Ci sono tante paure nelle nostre vite, consce e inconsce. Si presentano ancora e ancora, inondando tutto l’organismo e particolarmente durante la vecchiaia, quando la resistenza diminuisce. Certi dicono di non essere mai liberi dalla paura e ciò comporta che ci dovrebbe essere uno stato mentale-corporeo che ne sarebbe libero.

Ma come possiamo essere liberi dal momento che viviamo nel mondo condizionato dalla storia del “me” per tutto il tempo? Siamo programmati a credere in quel me separato in virtù di un linguaggio inesatto e per il fatto che cresciamo in un mondo dove vivono altri me, che si esprimono e si considerano, tutti, delle entità separate.

La paura e la sofferenza accompagnano inevitabilmente la separazione. Durante il corso dei millenni è stata instillata in noi attraverso traumi – che si ricordano o che si nascondono – attraverso tradizioni, insegnamenti e a seconda di come i nostri genitori sono stati allevati e ci hanno a loro volta allevati.

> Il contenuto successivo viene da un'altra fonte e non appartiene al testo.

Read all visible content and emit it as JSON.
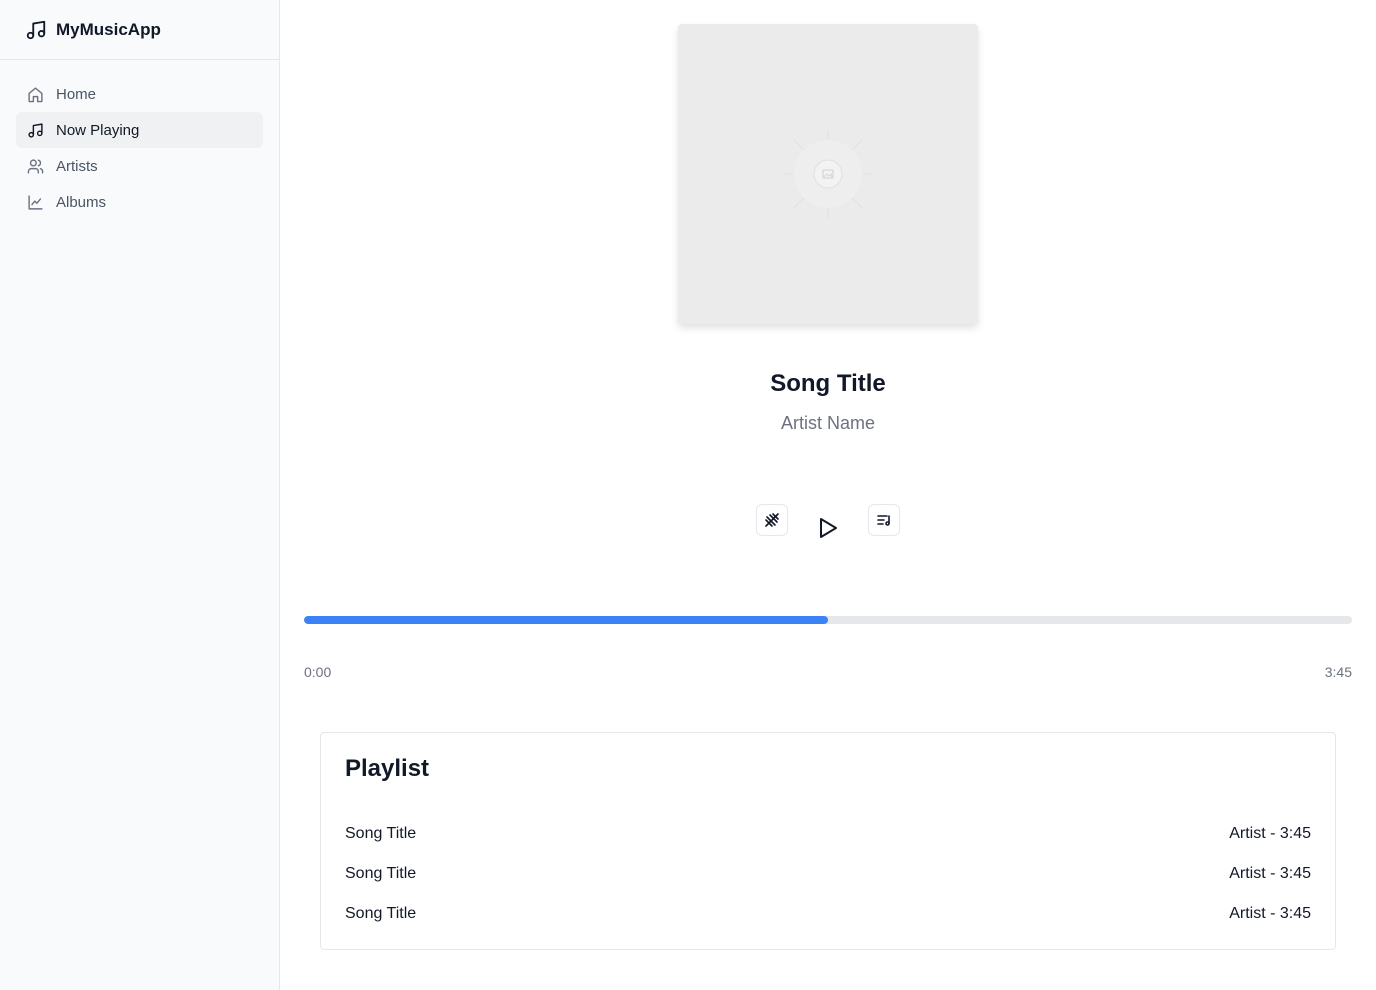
{
  "app": {
    "title": "MyMusicApp",
    "brand_icon": "music-note-icon"
  },
  "sidebar": {
    "items": [
      {
        "label": "Home",
        "icon": "home-icon",
        "active": false
      },
      {
        "label": "Now Playing",
        "icon": "music-note-icon",
        "active": true
      },
      {
        "label": "Artists",
        "icon": "users-icon",
        "active": false
      },
      {
        "label": "Albums",
        "icon": "chart-line-icon",
        "active": false
      }
    ]
  },
  "now_playing": {
    "title": "Song Title",
    "artist": "Artist Name",
    "controls": {
      "shuffle_icon": "shuffle-icon",
      "play_icon": "play-icon",
      "queue_icon": "playlist-icon"
    },
    "progress": {
      "fraction": 0.5,
      "current_time": "0:00",
      "duration": "3:45"
    }
  },
  "playlist": {
    "title": "Playlist",
    "tracks": [
      {
        "title": "Song Title",
        "meta": "Artist - 3:45"
      },
      {
        "title": "Song Title",
        "meta": "Artist - 3:45"
      },
      {
        "title": "Song Title",
        "meta": "Artist - 3:45"
      }
    ]
  },
  "colors": {
    "accent": "#3b82f6",
    "sidebar_bg": "#f9fafb",
    "active_item_bg": "#f0f1f3"
  }
}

Imparare a temere Dio o gli dei, la punizione, la mancanza d’amore, la perdita di un parente, la malattia, la morte, la paura di ciò che faremo e di ciò che dovremmo fare gli uni con gli altri nel futuro. Avere profondamente paura di essere uccisi nelle piccole, come nelle grandi guerre.

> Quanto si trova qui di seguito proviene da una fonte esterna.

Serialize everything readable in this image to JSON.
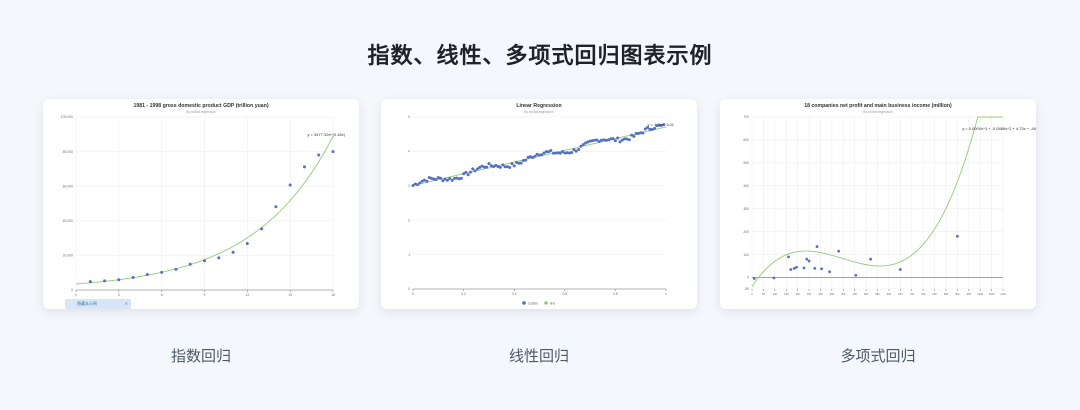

La paura della pena e del dolore persistono nell’umanità da tempo immemorabile, come pure la paura di una tale ripetizione senza fine.

Poi vengono la paura di sbagliare, di aver fatto qualcosa di ingiusto, la paura che le cose non vadano bene nel nostro delicato organismo, che crediamo fermamente  essere nostro. Questo organismo non è nostro. Questo organismo, molto semplicemente, vive. Questo organismo si manifesta in questo mondo, vive e muore con esso. E’ così delicato, così fragile…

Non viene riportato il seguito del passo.